How involved was Kristen Roupenian, the author of the short story, in the film? Has she seen it?


Yes, she’s seen the movie. She’s actually doing a Q & A with me tonight, at Columbia University [my alma mater]. She’s wise and profound and Zen about the process of being adapted…She recognized the specificity of the medium of film.


What were your influences in making the film?


Parasite, because of its humor and horror. It was a heightened thriller. It was a comedy of manners, a snapshot of class and then a bloodbath. It was an unexpected journey. The pacing is similar.


Margot is a movie-savvy person, which informs her projections of Robert, her imagined therapy scene is out of Woody Allen movie central casting. The imagined scenes [of Robert’s violence towards her] are straight out of a slasher movie in which the woman never has any agency. There’s a little foreboding, a little discomfort [throughout the movie]

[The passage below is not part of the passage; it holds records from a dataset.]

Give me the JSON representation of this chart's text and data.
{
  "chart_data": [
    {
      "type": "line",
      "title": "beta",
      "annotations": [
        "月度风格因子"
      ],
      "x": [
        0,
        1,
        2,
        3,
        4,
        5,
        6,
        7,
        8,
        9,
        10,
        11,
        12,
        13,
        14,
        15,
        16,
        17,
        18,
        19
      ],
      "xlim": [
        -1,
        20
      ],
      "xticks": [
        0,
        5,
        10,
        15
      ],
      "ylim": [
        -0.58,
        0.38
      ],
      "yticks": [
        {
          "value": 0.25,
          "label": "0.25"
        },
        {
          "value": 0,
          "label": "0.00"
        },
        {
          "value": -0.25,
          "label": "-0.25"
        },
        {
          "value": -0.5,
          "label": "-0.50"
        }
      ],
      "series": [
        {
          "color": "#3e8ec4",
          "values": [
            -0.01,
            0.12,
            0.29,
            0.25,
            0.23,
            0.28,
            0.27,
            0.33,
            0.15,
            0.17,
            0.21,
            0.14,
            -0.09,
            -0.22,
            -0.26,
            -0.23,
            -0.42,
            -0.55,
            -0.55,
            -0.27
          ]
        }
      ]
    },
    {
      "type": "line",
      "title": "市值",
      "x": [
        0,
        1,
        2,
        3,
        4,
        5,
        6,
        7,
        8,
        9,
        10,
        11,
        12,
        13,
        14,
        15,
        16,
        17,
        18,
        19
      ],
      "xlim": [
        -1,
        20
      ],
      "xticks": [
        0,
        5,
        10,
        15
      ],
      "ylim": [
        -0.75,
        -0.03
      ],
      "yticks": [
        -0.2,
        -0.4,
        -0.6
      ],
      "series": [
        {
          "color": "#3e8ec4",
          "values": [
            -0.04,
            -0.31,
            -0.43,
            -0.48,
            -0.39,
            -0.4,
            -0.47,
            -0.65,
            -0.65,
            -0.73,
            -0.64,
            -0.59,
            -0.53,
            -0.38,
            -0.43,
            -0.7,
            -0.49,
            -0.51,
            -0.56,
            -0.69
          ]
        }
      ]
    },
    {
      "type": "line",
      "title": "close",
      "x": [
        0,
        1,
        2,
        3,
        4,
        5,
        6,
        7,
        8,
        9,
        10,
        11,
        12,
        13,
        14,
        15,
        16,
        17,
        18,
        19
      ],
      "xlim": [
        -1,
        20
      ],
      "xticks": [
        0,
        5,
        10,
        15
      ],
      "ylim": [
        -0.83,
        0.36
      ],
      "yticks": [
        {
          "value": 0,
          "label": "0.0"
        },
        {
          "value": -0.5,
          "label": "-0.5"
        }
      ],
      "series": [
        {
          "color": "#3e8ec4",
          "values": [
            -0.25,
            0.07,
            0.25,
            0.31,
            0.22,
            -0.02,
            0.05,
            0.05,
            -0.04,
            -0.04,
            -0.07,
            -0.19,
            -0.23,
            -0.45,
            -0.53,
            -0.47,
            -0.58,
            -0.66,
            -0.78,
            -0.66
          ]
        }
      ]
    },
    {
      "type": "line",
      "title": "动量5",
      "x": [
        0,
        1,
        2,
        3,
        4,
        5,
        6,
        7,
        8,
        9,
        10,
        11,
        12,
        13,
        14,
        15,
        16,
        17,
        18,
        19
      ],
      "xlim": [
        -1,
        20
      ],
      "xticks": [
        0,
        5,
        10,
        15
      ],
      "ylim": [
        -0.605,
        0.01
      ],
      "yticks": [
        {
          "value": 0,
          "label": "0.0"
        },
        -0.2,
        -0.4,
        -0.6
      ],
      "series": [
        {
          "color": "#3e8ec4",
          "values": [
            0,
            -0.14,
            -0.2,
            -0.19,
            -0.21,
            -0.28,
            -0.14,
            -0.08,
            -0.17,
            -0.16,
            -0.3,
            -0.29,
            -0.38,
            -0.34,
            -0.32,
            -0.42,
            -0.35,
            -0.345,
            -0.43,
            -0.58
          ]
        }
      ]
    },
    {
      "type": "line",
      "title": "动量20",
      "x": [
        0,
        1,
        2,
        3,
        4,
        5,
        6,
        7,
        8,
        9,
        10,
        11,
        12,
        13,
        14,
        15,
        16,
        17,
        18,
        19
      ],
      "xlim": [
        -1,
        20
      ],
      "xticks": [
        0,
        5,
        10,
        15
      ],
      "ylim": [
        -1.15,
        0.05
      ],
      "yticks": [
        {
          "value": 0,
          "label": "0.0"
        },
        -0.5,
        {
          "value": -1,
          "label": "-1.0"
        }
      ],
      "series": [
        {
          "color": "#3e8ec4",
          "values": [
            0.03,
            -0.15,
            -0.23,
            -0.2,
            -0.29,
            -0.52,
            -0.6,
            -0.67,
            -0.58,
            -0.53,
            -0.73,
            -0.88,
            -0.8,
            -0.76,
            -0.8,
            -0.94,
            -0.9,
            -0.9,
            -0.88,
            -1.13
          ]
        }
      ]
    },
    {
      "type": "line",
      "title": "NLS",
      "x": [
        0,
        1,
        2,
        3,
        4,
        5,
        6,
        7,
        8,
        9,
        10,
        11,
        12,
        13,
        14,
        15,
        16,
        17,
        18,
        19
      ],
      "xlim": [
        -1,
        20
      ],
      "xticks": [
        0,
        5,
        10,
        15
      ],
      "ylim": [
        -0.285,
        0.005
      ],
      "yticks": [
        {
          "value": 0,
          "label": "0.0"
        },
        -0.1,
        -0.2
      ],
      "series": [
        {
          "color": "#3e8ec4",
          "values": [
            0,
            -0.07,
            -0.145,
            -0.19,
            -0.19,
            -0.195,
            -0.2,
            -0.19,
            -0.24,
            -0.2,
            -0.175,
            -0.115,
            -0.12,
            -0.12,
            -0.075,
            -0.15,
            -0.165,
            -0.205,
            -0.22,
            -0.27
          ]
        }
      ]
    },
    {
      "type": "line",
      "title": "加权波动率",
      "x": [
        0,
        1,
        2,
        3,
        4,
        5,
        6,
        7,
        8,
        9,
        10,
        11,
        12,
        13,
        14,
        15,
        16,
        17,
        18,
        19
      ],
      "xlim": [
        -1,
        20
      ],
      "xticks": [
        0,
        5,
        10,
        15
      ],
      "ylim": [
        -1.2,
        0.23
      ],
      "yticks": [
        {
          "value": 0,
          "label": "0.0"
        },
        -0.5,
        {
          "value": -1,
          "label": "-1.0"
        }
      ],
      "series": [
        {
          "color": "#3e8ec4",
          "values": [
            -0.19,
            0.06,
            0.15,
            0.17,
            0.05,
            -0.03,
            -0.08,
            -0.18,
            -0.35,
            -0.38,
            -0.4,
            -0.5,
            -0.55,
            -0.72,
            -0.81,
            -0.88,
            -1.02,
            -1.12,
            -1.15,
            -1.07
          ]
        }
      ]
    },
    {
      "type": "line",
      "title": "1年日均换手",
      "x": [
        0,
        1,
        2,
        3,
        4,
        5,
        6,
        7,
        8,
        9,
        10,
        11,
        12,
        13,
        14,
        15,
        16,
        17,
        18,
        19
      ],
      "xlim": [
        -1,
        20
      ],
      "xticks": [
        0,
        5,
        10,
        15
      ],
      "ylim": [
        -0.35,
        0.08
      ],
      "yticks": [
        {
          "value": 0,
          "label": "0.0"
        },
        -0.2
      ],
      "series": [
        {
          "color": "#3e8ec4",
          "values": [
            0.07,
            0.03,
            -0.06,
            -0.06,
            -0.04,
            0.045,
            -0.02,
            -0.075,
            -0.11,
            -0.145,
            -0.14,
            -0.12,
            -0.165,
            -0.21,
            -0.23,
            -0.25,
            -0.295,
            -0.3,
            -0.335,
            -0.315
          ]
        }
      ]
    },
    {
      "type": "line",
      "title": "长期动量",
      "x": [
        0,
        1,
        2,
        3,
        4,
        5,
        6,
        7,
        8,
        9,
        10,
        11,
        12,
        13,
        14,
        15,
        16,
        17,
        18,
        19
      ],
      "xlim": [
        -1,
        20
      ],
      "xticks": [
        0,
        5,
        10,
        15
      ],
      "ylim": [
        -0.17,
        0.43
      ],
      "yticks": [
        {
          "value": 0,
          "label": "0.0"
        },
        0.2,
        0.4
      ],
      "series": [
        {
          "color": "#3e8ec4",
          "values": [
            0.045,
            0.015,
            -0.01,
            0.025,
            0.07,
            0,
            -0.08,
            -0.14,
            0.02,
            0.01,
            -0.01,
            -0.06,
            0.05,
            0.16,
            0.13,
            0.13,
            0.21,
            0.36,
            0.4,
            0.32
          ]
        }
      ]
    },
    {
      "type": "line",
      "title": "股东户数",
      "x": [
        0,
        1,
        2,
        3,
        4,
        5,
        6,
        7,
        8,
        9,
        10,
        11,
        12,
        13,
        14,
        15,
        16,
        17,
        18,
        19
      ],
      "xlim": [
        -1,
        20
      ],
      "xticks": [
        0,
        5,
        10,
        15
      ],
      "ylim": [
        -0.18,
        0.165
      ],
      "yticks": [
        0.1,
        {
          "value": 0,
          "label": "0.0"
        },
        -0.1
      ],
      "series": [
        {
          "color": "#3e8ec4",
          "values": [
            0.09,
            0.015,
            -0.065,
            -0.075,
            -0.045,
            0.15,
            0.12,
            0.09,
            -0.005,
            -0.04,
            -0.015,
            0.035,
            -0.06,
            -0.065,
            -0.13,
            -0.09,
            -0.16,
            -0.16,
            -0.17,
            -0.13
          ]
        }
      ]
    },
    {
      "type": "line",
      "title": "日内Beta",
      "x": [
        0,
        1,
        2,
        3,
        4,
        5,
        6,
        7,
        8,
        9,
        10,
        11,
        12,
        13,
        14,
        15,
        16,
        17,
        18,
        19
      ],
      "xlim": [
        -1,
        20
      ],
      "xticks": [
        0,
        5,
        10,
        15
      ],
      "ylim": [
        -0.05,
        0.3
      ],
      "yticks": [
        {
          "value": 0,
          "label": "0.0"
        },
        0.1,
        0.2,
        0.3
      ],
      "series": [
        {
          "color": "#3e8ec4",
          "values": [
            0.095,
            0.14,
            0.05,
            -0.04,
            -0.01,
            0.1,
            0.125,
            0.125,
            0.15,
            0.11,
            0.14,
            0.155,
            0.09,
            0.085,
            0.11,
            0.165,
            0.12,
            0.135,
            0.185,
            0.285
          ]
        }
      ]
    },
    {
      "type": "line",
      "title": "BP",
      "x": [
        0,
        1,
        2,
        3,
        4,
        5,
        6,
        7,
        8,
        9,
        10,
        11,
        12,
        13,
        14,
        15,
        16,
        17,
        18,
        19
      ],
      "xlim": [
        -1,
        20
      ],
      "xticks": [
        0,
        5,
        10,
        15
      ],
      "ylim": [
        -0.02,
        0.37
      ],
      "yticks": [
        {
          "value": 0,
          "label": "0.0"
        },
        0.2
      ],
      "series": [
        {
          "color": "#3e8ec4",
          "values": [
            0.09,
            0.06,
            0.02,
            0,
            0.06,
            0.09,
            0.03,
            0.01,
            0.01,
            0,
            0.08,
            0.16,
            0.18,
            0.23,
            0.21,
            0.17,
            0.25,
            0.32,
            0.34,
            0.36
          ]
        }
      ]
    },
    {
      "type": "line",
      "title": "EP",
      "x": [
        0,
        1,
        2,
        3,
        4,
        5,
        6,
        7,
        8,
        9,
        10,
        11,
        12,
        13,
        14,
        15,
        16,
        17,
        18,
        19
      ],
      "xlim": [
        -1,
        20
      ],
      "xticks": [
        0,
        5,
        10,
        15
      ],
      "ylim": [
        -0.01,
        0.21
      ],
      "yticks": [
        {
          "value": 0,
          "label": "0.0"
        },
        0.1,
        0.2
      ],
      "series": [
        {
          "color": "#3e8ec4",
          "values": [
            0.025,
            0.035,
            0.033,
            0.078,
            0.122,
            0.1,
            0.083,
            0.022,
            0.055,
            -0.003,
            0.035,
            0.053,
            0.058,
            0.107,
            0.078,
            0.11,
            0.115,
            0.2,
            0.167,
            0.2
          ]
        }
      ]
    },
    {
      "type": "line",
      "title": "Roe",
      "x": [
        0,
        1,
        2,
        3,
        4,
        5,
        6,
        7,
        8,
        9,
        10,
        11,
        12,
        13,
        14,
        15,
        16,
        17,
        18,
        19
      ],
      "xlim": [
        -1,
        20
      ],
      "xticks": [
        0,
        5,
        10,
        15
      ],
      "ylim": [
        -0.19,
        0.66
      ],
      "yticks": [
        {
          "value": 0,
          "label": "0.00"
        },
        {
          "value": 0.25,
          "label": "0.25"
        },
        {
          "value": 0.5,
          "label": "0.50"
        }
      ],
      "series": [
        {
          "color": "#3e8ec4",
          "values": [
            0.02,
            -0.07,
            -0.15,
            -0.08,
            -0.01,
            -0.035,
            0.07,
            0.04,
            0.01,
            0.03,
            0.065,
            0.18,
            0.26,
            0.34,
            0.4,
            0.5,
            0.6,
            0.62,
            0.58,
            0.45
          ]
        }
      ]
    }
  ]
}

It was also influenced by It Follows and Let the Right One In


What about the dog in the movie, and the one glimpse of a cat?


The movie plays with [our perception of] what a cat person is.

The dog [at the beginning of the film] is predatory, [displaying the] pushiness of a dog whereas a cat keeps on approaching, a dog can be aggressive but alluring and affectionate.


Fogel suggested that Robert was both a like a cat and a dog – the truth was in the eye of the beholder, which was Margot, who changed her mind.


She mentioned the comment Robert made in the last act of the movie where he says to Margot, “If you had liked me, this would have been our story.”


Said Fogel, “There are so many stories about men wearing women down, women playing hard to get.”


This movie asks us to question the romance troupes and the stories we tell ourselves.